Шевалье аккуратно поставил лампу на пол и положил рядом с ней свой плащ. Этот карцер очень походил на предыдущие: здесь не было ни мебели, ни окон. К тому же здесь отсутствовала дверь. Вернее, какая-то дверь, конечно, была, но вот где она находилась?
Пардальян был совершенно спокоен. Легкость, с которой он справился со своим грозным соперником, говорила о том, что к нему вернулась его прежняя сила. Причем не только сила, но и разум. Мрачное, тупое и робкое существо бесследно исчезло. Непроницаемое лицо Пардальяна выражало решимость, а в уголках рта притаилась ироническая улыбка. Так он выглядел всегда, когда в его голове созревал очередной дерзкий Замысел.
Шевалье подошел к Эспинозе, неторопливо обыскал его, нашел пергамент и внимательно прочитал завещание. Убедившись, что это оригинал, он заботливо сложил его и засунул за пазуху.
Сделав это, Пардальян взял кинжал и прицепил его к поясу. Затем он проверил, нет ли при Эспинозе другого оружия или же каких-нибудь бумаг, уселся на пол рядом с лампой и стал ждать. Пардальян улыбался.
Великий инквизитор очнулся достаточно быстро. Его глаза обежали помещение и остановились на шевалье. Не говоря ни слова, Эспиноза покачал головой.
Ни на секунду великий инквизитор не утратил своего спокойствия. Когда взгляды врагов встретились, Эспиноза не выказал ни удивления, ни страха, ни беспокойства. На его лице по-прежнему читалась уверенность в себе.

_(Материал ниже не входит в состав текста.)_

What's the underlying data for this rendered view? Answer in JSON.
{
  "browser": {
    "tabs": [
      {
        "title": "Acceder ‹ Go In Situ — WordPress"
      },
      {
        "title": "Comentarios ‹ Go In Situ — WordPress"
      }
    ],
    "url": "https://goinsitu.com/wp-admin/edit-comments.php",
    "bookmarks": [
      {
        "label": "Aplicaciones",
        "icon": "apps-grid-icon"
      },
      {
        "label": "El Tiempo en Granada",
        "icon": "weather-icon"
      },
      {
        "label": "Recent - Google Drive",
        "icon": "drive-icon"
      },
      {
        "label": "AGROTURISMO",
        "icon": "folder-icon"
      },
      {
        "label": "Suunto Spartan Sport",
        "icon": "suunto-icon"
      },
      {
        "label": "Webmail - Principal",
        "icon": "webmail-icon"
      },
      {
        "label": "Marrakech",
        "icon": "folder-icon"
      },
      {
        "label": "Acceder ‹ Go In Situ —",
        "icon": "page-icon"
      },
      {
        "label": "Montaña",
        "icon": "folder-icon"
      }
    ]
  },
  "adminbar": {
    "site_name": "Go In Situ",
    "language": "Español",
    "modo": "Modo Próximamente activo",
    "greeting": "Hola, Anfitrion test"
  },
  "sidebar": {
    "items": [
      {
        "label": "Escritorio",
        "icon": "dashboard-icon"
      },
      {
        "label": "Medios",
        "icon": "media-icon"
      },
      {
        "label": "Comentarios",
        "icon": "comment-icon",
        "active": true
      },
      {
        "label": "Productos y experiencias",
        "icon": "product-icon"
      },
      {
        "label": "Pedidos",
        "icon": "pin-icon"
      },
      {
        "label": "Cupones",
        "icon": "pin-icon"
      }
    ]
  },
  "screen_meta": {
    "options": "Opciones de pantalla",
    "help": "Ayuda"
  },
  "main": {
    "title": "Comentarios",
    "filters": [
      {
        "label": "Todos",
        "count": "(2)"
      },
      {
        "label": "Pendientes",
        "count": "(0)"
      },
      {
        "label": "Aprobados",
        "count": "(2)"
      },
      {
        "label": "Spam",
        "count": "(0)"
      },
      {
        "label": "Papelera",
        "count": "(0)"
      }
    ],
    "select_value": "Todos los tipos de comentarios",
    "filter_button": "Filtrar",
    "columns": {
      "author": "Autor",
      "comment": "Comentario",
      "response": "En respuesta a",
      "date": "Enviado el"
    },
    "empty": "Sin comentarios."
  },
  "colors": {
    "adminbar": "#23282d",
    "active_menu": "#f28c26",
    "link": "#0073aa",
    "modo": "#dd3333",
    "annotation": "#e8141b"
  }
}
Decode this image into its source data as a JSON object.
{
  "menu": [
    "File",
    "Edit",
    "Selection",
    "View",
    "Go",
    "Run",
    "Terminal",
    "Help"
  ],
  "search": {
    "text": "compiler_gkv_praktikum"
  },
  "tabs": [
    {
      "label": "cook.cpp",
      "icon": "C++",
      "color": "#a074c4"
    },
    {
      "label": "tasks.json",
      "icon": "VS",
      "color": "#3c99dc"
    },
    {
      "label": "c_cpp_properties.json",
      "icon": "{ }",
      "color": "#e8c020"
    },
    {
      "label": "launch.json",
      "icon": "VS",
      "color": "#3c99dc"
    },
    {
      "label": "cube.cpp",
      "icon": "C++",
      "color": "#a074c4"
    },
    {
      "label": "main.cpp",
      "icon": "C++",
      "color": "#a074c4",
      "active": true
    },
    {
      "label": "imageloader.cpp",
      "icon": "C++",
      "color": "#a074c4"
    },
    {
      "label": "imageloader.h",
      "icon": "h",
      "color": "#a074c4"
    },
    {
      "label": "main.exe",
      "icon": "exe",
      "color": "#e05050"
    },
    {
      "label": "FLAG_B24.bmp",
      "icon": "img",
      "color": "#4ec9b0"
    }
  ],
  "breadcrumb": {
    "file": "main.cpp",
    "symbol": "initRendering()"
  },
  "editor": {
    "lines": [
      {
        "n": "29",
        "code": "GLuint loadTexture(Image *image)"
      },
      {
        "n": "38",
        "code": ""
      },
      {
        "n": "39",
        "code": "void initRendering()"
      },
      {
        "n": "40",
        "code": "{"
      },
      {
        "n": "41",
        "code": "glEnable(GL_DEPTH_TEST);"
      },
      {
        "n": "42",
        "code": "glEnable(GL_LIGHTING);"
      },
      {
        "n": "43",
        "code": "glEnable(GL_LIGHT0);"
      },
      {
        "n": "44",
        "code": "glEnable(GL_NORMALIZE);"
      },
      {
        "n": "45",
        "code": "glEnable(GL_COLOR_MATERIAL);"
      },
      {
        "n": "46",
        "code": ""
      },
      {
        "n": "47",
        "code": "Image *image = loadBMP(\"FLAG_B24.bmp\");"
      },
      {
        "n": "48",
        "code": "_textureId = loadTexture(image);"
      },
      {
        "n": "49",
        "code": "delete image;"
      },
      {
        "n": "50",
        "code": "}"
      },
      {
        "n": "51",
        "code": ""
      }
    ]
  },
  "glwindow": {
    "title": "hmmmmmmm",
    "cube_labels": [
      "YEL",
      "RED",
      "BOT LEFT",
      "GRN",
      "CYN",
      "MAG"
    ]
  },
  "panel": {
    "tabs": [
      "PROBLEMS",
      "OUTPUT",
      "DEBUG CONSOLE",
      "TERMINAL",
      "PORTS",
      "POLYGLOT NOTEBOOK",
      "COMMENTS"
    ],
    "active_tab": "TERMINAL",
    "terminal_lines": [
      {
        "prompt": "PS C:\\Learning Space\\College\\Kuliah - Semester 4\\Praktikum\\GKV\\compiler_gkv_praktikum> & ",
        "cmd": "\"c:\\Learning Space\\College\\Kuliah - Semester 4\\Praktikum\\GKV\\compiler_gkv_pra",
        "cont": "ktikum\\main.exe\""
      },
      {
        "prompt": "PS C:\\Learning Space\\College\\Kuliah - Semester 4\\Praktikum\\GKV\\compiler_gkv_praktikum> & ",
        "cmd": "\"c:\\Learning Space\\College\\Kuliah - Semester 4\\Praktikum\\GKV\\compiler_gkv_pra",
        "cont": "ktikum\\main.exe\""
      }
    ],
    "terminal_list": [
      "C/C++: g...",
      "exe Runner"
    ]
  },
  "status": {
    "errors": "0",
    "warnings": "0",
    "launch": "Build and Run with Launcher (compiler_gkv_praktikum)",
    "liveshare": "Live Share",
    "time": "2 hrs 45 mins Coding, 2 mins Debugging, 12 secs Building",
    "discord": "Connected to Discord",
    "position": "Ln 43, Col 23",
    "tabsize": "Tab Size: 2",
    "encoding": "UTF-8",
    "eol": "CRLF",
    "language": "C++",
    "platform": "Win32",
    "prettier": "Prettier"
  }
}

Великий инквизитор говорил себе, что еще не все потеряно. Да, снадобье монаха вернуло Пардальяну силу и ум, и узник попытался утащить кардинала с собой в могилу. Но ведь действие этого зелья кончится уже через полчаса!
Итак, главным для Эспинозы было избежать нового нападения заключенного. Нужно было выиграть время: скоро Пардальян должен вернуться в свое прежнее состояние, то есть превратиться в безобидного и боязливого ребенка.
Естественно, Эспиноза вовсе не собирался мериться с шевалье силами. Он считал, что через несколько минут ему все равно удастся одержать победу.
Как ни странно, великому инквизитору даже не приходила в голову мысль о том, что заключенный каким-то образом проник в его планы и оказался достаточно силен, умен и ловок, чтобы разыграть мрачную комедию, не забыв ни одного обстоятельства, ни одной мелочи – в том числе монаха-химика и его снадобье.
Впрочем, почему Эспиноза должен был предполагать, что на шевалье яд не подействует?
Ведь прежде его проверили на многих несчастных, которых видел Пардальян: они жили в клетке, как звери, и были не умнее их.
И если даже согласиться, что могучая сила приговоренного позволила ему бороться с действием зелья, то как же он вынес такую длительную голодовку? Как бы силен он ни был, это совершенно невозможно. Потому-то у Эспинозы не могла возникнуть мысль о разыгрываемой комедии.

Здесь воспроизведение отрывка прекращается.